A UE busca alinhar as regras em todo o continente após autoridades de cidades como Paris, Barcelona e Veneza tomarem medidas contra a plataforma.
Moradores, especialmente jovens europeus mais afetados pela crise imobiliária devido ao aumento dos aluguéis de curta duração para férias, também têm realizado protestos.
A vice-presidente da Comissão Europeia, Teresa Ribera, apresentará a Lei da Moradia Acessível na próxima quarta-feira (9).

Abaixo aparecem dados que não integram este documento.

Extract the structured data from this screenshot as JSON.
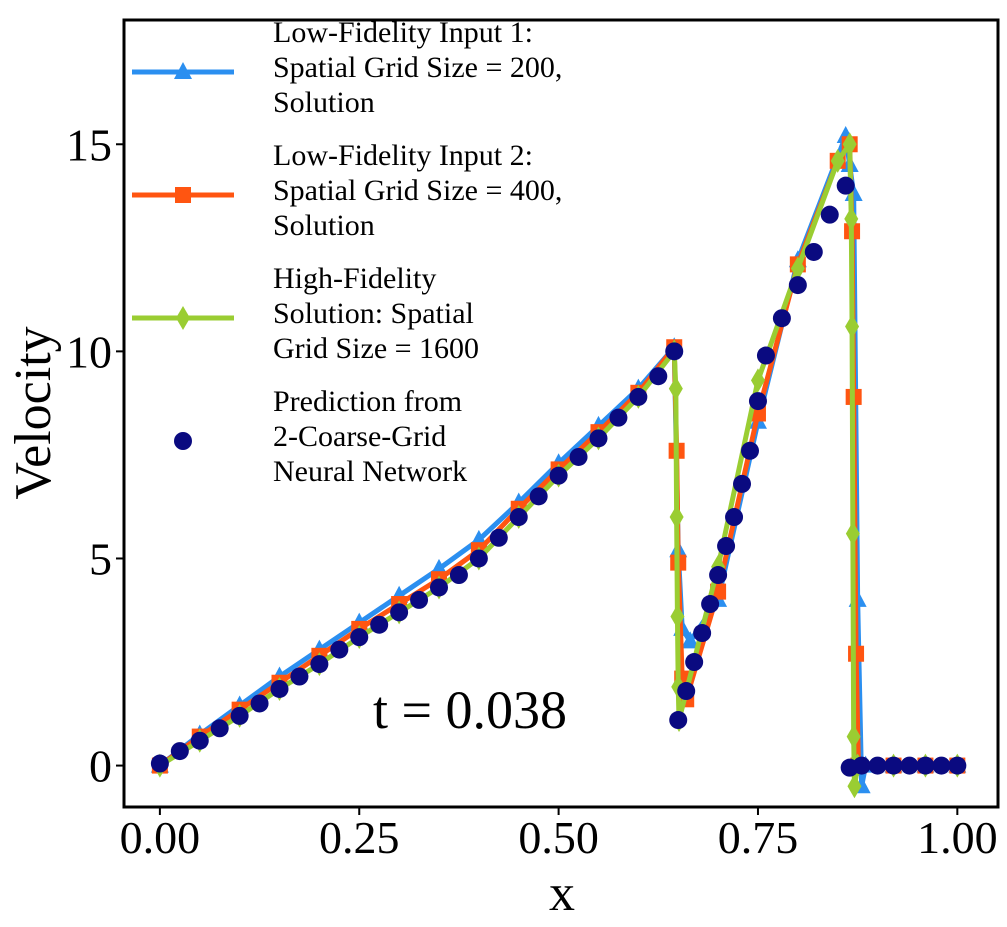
{
  "chart_data": {
    "type": "line",
    "x_label": "x",
    "y_label": "Velocity",
    "annotation": "t = 0.038",
    "xlim": [
      -0.045,
      1.051
    ],
    "ylim": [
      -1,
      18
    ],
    "xticks": [
      {
        "value": 0,
        "label": "0.00"
      },
      {
        "value": 0.25,
        "label": "0.25"
      },
      {
        "value": 0.5,
        "label": "0.50"
      },
      {
        "value": 0.75,
        "label": "0.75"
      },
      {
        "value": 1,
        "label": "1.00"
      }
    ],
    "yticks": [
      0,
      5,
      10,
      15
    ],
    "legend": "upper left",
    "series": [
      {
        "name": "Low-Fidelity Input 1:\nSpatial Grid Size = 200,\nSolution",
        "color": "#2b8ff0",
        "marker": "triangle",
        "line": true,
        "x": [
          0,
          0.05,
          0.1,
          0.15,
          0.2,
          0.25,
          0.3,
          0.35,
          0.4,
          0.45,
          0.5,
          0.55,
          0.6,
          0.645,
          0.65,
          0.655,
          0.665,
          0.7,
          0.75,
          0.8,
          0.86,
          0.865,
          0.87,
          0.875,
          0.88,
          0.885,
          0.92,
          0.96,
          1
        ],
        "values": [
          0,
          0.75,
          1.45,
          2.15,
          2.8,
          3.45,
          4.1,
          4.75,
          5.45,
          6.35,
          7.3,
          8.2,
          9.1,
          10.1,
          5.2,
          3.3,
          3.0,
          4.0,
          8.3,
          12.2,
          15.2,
          14.5,
          13.8,
          4.0,
          -0.5,
          0,
          0,
          0,
          0
        ]
      },
      {
        "name": "Low-Fidelity Input 2:\nSpatial Grid Size = 400,\nSolution",
        "color": "#ff5511",
        "marker": "square",
        "line": true,
        "x": [
          0,
          0.05,
          0.1,
          0.15,
          0.2,
          0.25,
          0.3,
          0.35,
          0.4,
          0.45,
          0.5,
          0.55,
          0.6,
          0.645,
          0.648,
          0.65,
          0.655,
          0.66,
          0.7,
          0.75,
          0.8,
          0.85,
          0.865,
          0.868,
          0.87,
          0.873,
          0.876,
          0.92,
          0.96,
          1
        ],
        "values": [
          0,
          0.7,
          1.35,
          2.0,
          2.65,
          3.3,
          3.9,
          4.5,
          5.2,
          6.2,
          7.15,
          8.05,
          9.0,
          10.1,
          7.6,
          4.9,
          2.1,
          1.6,
          4.2,
          8.5,
          12.1,
          14.6,
          15.0,
          12.9,
          8.9,
          2.7,
          0,
          0,
          0,
          0
        ]
      },
      {
        "name": "High-Fidelity\nSolution: Spatial\nGrid Size = 1600",
        "color": "#9acd32",
        "marker": "diamond",
        "line": true,
        "x": [
          0,
          0.05,
          0.1,
          0.15,
          0.2,
          0.25,
          0.3,
          0.35,
          0.4,
          0.45,
          0.5,
          0.55,
          0.6,
          0.645,
          0.647,
          0.648,
          0.649,
          0.65,
          0.651,
          0.7,
          0.75,
          0.8,
          0.85,
          0.865,
          0.867,
          0.868,
          0.869,
          0.87,
          0.871,
          0.875,
          0.92,
          0.96,
          1
        ],
        "values": [
          0,
          0.6,
          1.2,
          1.85,
          2.45,
          3.1,
          3.7,
          4.3,
          5.0,
          6.0,
          7.0,
          7.9,
          8.9,
          10.0,
          9.1,
          6.0,
          3.6,
          1.9,
          1.1,
          4.8,
          9.3,
          12.0,
          14.6,
          15.0,
          13.2,
          10.6,
          5.6,
          0.7,
          -0.5,
          0,
          0,
          0,
          0
        ]
      },
      {
        "name": "Prediction from\n2-Coarse-Grid\nNeural Network",
        "color": "#0a0a80",
        "marker": "circle",
        "line": false,
        "x": [
          0,
          0.025,
          0.05,
          0.075,
          0.1,
          0.125,
          0.15,
          0.175,
          0.2,
          0.225,
          0.25,
          0.275,
          0.3,
          0.325,
          0.35,
          0.375,
          0.4,
          0.425,
          0.45,
          0.475,
          0.5,
          0.525,
          0.55,
          0.575,
          0.6,
          0.625,
          0.645,
          0.65,
          0.66,
          0.67,
          0.68,
          0.69,
          0.7,
          0.71,
          0.72,
          0.73,
          0.74,
          0.75,
          0.76,
          0.78,
          0.8,
          0.82,
          0.84,
          0.86,
          0.865,
          0.88,
          0.9,
          0.92,
          0.94,
          0.96,
          0.98,
          1
        ],
        "values": [
          0.05,
          0.35,
          0.6,
          0.9,
          1.2,
          1.5,
          1.85,
          2.15,
          2.45,
          2.8,
          3.1,
          3.4,
          3.7,
          4.0,
          4.3,
          4.6,
          5.0,
          5.5,
          6.0,
          6.5,
          7.0,
          7.45,
          7.9,
          8.4,
          8.9,
          9.4,
          10.0,
          1.1,
          1.8,
          2.5,
          3.2,
          3.9,
          4.6,
          5.3,
          6.0,
          6.8,
          7.6,
          8.8,
          9.9,
          10.8,
          11.6,
          12.4,
          13.3,
          14.0,
          -0.05,
          0,
          0,
          0,
          0,
          0,
          0,
          0
        ]
      }
    ]
  }
}
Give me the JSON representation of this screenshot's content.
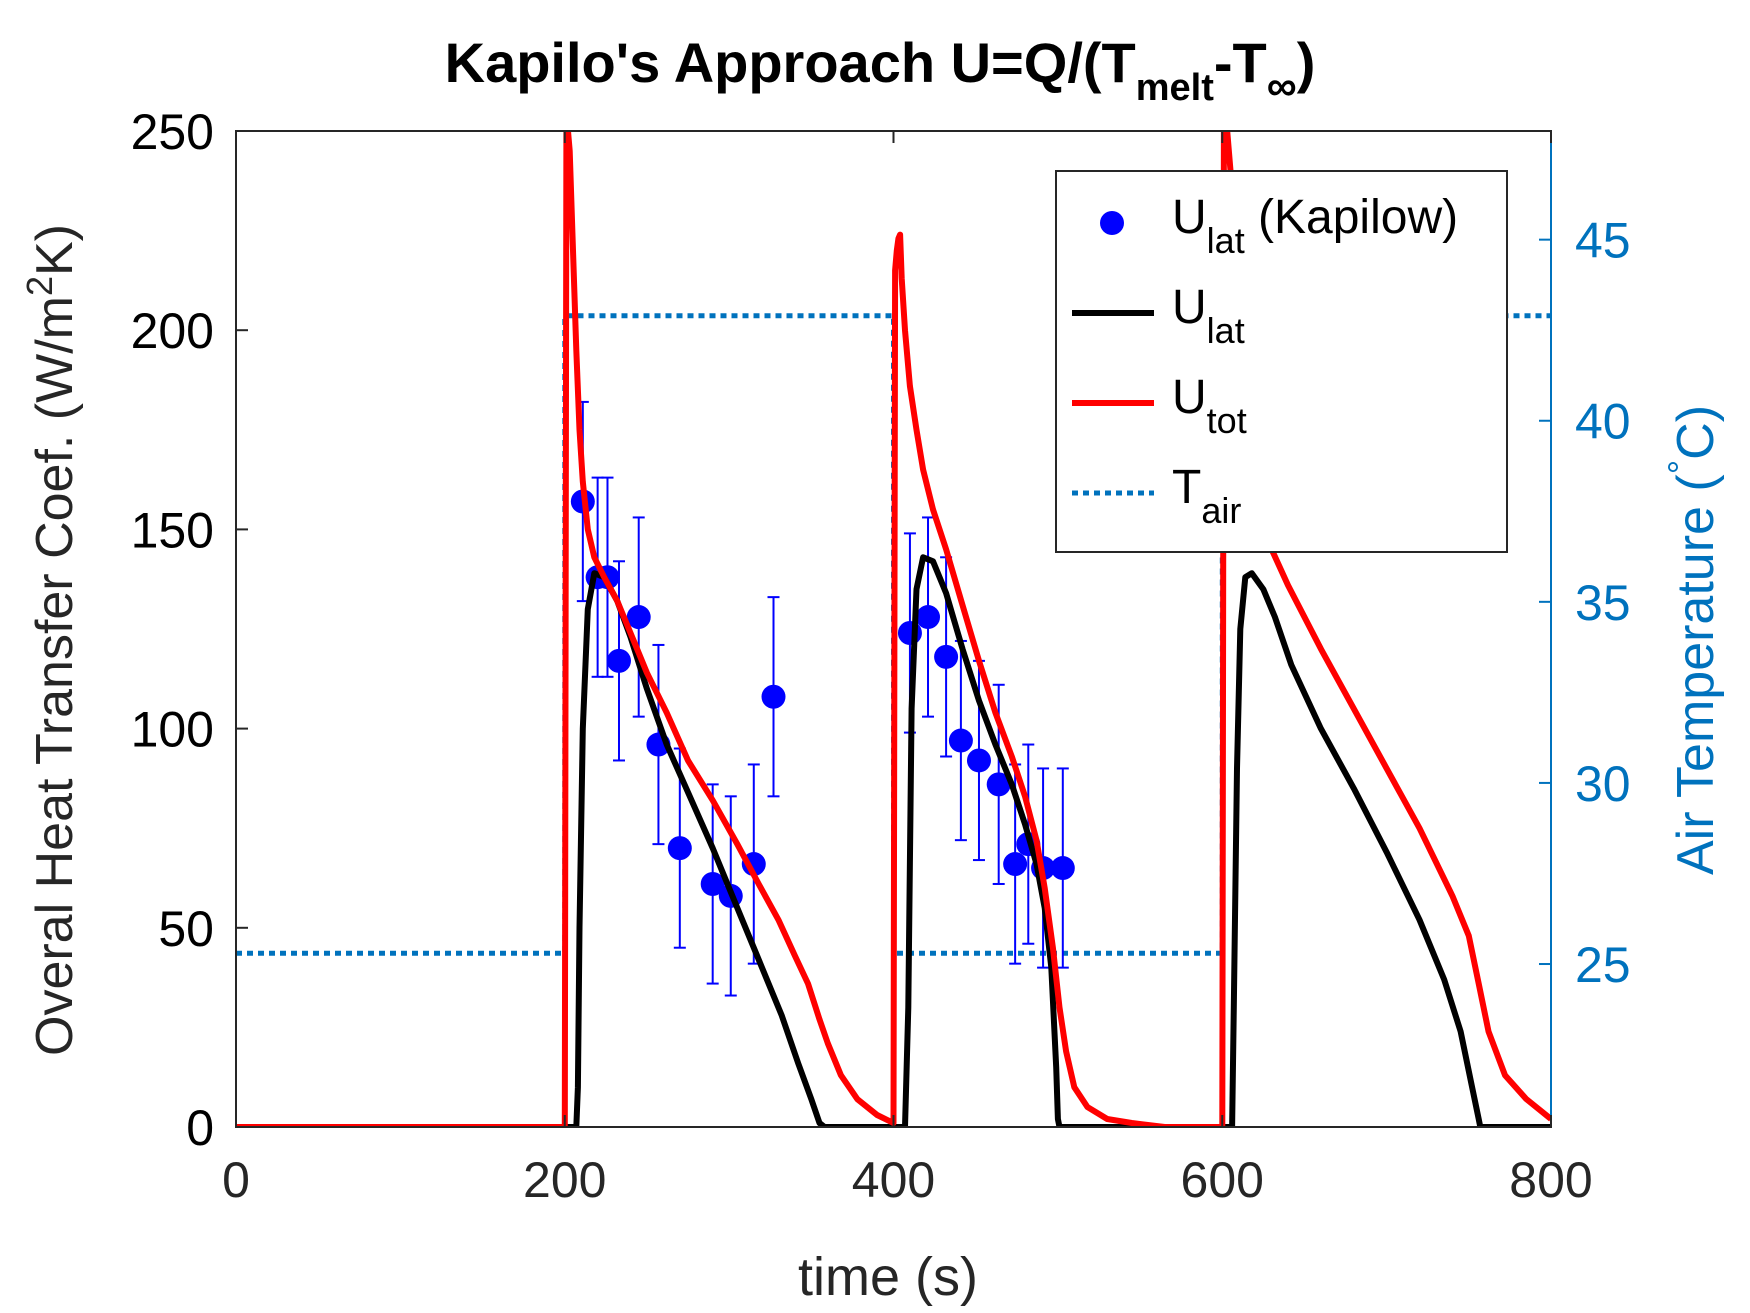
{
  "chart_data": {
    "type": "line",
    "title": {
      "prefix": "Kapilo's Approach U=Q/(T",
      "sub1": "melt",
      "mid": "-T",
      "sub2": "∞",
      "suffix": ")"
    },
    "xlabel": "time (s)",
    "ylabel_left": {
      "main": "Overal Heat Transfer Coef. (W/m",
      "sup": "2",
      "tail": "K)"
    },
    "ylabel_right": {
      "main": "Air Temperature (",
      "sup": "°",
      "tail": "C)"
    },
    "xlim": [
      0,
      800
    ],
    "ylim_left": [
      0,
      250
    ],
    "ylim_right": [
      20.5,
      48
    ],
    "x_ticks": [
      "0",
      "200",
      "400",
      "600",
      "800"
    ],
    "y_ticks_left": [
      "0",
      "50",
      "100",
      "150",
      "200",
      "250"
    ],
    "y_ticks_right": [
      "25",
      "30",
      "35",
      "40",
      "45"
    ],
    "colors": {
      "points": "#0000ff",
      "u_lat": "#000000",
      "u_tot": "#ff0000",
      "t_air": "#0072bd"
    },
    "legend": {
      "placement": "top-right",
      "entries": [
        {
          "key": "points",
          "main": "U",
          "sub": "lat",
          "tail": " (Kapilow)"
        },
        {
          "key": "u_lat",
          "main": "U",
          "sub": "lat",
          "tail": ""
        },
        {
          "key": "u_tot",
          "main": "U",
          "sub": "tot",
          "tail": ""
        },
        {
          "key": "t_air",
          "main": "T",
          "sub": "air",
          "tail": ""
        }
      ]
    },
    "series": [
      {
        "key": "points",
        "axis": "left",
        "style": "markers",
        "x": [
          211,
          220,
          226,
          233,
          245,
          257,
          270,
          290,
          301,
          315,
          327,
          410,
          421,
          432,
          441,
          452,
          464,
          474,
          482,
          491,
          503
        ],
        "y": [
          157,
          138,
          138,
          117,
          128,
          96,
          70,
          61,
          58,
          66,
          108,
          124,
          128,
          118,
          97,
          92,
          86,
          66,
          71,
          65,
          65
        ],
        "err": [
          25,
          25,
          25,
          25,
          25,
          25,
          25,
          25,
          25,
          25,
          25,
          25,
          25,
          25,
          25,
          25,
          25,
          25,
          25,
          25,
          25
        ]
      },
      {
        "key": "u_lat",
        "axis": "left",
        "style": "line",
        "x": [
          0,
          200,
          201,
          203,
          205,
          207,
          208,
          209,
          211,
          214,
          218,
          224,
          232,
          240,
          250,
          262,
          275,
          290,
          305,
          320,
          332,
          342,
          350,
          355,
          358,
          359,
          360,
          400,
          401,
          403,
          405,
          407,
          409,
          411,
          414,
          418,
          424,
          432,
          442,
          452,
          462,
          472,
          480,
          487,
          492,
          496,
          499,
          500,
          501,
          600,
          601,
          603,
          604,
          606,
          607,
          609,
          611,
          614,
          618,
          625,
          632,
          642,
          660,
          680,
          700,
          720,
          735,
          745,
          752,
          756,
          757,
          800
        ],
        "y": [
          0,
          0,
          0,
          0,
          0,
          0,
          10,
          50,
          100,
          130,
          139,
          138,
          132,
          123,
          110,
          96,
          84,
          70,
          55,
          40,
          28,
          16,
          7,
          1,
          0,
          0,
          0,
          0,
          0,
          0,
          0,
          0,
          30,
          105,
          135,
          143,
          142,
          134,
          120,
          107,
          96,
          86,
          76,
          66,
          55,
          40,
          15,
          2,
          0,
          0,
          0,
          0,
          0,
          0,
          30,
          90,
          125,
          138,
          139,
          135,
          128,
          116,
          100,
          85,
          69,
          52,
          37,
          24,
          10,
          2,
          0,
          0
        ]
      },
      {
        "key": "u_tot",
        "axis": "left",
        "style": "line",
        "x": [
          0,
          200,
          201,
          202,
          203,
          205,
          207,
          209,
          211,
          214,
          218,
          224,
          232,
          240,
          250,
          262,
          275,
          290,
          305,
          318,
          330,
          340,
          348,
          355,
          360,
          368,
          378,
          390,
          400,
          401,
          402,
          403,
          404,
          405,
          407,
          410,
          414,
          418,
          424,
          432,
          442,
          452,
          462,
          472,
          480,
          487,
          492,
          497,
          501,
          505,
          510,
          518,
          530,
          545,
          565,
          585,
          600,
          601,
          602,
          603,
          605,
          608,
          612,
          617,
          622,
          630,
          640,
          660,
          680,
          700,
          720,
          740,
          750,
          756,
          762,
          772,
          785,
          800
        ],
        "y": [
          0,
          0,
          250,
          250,
          245,
          220,
          195,
          175,
          162,
          150,
          143,
          138,
          132,
          124,
          114,
          104,
          92,
          82,
          71,
          61,
          52,
          43,
          36,
          27,
          21,
          13,
          7,
          3,
          1,
          215,
          220,
          223,
          224,
          213,
          200,
          186,
          175,
          165,
          155,
          145,
          131,
          117,
          104,
          93,
          83,
          72,
          60,
          45,
          30,
          19,
          10,
          5,
          2,
          1,
          0,
          0,
          0,
          250,
          250,
          250,
          240,
          220,
          195,
          172,
          155,
          145,
          136,
          120,
          105,
          90,
          75,
          58,
          48,
          36,
          24,
          13,
          7,
          2
        ]
      },
      {
        "key": "t_air",
        "axis": "right",
        "style": "dotted",
        "x": [
          0,
          200,
          200,
          400,
          400,
          600,
          600,
          800
        ],
        "y": [
          25.3,
          25.3,
          42.9,
          42.9,
          25.3,
          25.3,
          42.9,
          42.9
        ]
      }
    ]
  }
}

O texto precisará ser debatido pelos países da UE e pelo Parlamento Europeu nos próximos meses antes de se tornar lei.
A proposta estabelece critérios para determinar o que constitui uma escassez habitacional que justificaria restrições aos aluguéis de curto prazo.
As autoridades "devem avaliar a pressão imobiliária na área em questão com base na relação preço/renda e seu crescimento ao longo do tempo, juntamente com outros indicadores que permitam demonstrar que é improvável que a pressão imobiliária diminua no futuro", afirma o projeto.
A relação preço/renda mede a acessibilidade da moradia ao comparar o custo de aquisição de uma habitação com a renda do domicílio ou da população que se espera que a adquira", afirma o texto.
O texto diz ainda que as autoridades devem avaliar o crescimento populacional e as tendências de oferta e demanda por moradia, e que qualquer medida deve ser não discriminatória, proporcional e de interesse público.
A proposta acrescenta que limites quantitativos em áreas que enfrentam crise imobiliária ou regras de isenção retroativa, que permitem que aqueles que já operam continuem a cumprir as regulamentações existentes, podem ser mais adequados do que uma proibição de aquisições ou uso de imóveis.
O grupo de lobby CCIA, cujos membros incluem a Airbnb, afirmou que a Comissão deveria monitorar as restrições nacionais e locais e resistir a restrições desproporcionais.
Sem verificações de proporcionalidade que possam ser aplicadas, a Lei da Moradia Acessível não beneficiará ninguém: nem os proprietários que alugam um quarto para ajudar a pagar as contas, nem as regiões e setores que dependem do turismo", afirmou o grupo.
A Lei de Moradia Acessível segue o regulamento da UE sobre dados de aluguéis de curta duração, que entrou em vigor em maio deste ano e exige que as empresas do ramo compartilhem dados com governos em toda a Europa para que possam monitorar anúncios e sinalizar aqueles que não estejam em conformidade.